The conversations are a bit tedious, but Chong manages to subtly reveal the crumbling walls that makes up her psyche while she flirts her way through Linda’s impotent excuses to leave. The two actresses effectively make you uncomfortable with the subsequent situation. As most of us have been victim to a family member or acquaintance with an abnormally thick skin and prying disposition, Homewrecker constantly reminds you of why you sometimes need to get your bitch on. 

Although this is an indie, the casting of Chong and Essoe proves that Homewrecker is a film with solid acting and a relatively decent script. It seems mundane until you start seeing the psychological plays of jealousy, envy and vanity rear its head inside the words of the conversations. The set-up is slightly slow, but necessarily so. 
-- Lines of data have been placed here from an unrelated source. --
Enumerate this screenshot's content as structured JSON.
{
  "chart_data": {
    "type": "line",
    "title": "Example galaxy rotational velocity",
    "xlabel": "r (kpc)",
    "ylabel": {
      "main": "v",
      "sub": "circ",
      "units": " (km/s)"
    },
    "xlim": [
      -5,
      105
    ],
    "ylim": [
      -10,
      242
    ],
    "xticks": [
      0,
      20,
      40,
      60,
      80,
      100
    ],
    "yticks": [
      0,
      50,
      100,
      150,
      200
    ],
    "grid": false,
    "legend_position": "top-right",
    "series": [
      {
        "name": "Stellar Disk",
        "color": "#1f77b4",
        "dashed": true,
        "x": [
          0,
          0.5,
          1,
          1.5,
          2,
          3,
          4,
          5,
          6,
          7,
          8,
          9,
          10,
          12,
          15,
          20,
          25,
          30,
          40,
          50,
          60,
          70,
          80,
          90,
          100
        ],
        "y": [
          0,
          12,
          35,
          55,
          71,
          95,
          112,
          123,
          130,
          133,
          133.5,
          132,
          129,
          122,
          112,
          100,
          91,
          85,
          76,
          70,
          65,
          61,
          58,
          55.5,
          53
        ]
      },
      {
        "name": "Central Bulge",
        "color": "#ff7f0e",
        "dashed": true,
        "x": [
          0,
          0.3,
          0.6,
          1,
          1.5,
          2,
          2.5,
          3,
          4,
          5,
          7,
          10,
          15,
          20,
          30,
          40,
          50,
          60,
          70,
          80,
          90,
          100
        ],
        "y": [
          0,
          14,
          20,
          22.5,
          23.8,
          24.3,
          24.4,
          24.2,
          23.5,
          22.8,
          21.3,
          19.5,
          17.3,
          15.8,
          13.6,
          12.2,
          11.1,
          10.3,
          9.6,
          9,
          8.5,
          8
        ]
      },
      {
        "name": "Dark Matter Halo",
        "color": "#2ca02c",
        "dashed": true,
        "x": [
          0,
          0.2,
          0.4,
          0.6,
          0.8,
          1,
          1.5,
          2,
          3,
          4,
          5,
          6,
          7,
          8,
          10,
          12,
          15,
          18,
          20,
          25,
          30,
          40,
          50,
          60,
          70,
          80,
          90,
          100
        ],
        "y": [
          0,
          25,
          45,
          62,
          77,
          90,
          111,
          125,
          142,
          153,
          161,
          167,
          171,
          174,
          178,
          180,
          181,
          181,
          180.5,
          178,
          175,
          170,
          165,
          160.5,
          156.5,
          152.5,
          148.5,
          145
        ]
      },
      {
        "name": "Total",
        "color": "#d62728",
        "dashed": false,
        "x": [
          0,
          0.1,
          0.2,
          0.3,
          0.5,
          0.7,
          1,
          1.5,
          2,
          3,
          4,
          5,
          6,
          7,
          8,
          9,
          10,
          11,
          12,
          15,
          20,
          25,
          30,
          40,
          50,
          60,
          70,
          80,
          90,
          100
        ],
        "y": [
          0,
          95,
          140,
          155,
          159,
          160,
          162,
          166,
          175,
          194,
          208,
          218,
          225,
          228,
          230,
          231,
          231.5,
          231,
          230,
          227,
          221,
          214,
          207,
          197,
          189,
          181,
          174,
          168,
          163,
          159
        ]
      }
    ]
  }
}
After this, the film turns into a rollercoaster of emotion and some good roughhouse action that explains why there is a term like ‘psycho bitch’. Awkwardness spirals down into darker places of emotional abuse and mental damage that makes Homewrecker a tight little thriller drenched in estrogen.

Director Zach Gayne co-wrote the film with Essoe and Chong and uses camera angles along with bland set design to create an excellent setting for the unhinged exchanges between the two women. From my perspective, this is neither horror, nor comedy, but it is definitely a suspenseful bite of relationship tragedy worth having popcorn to.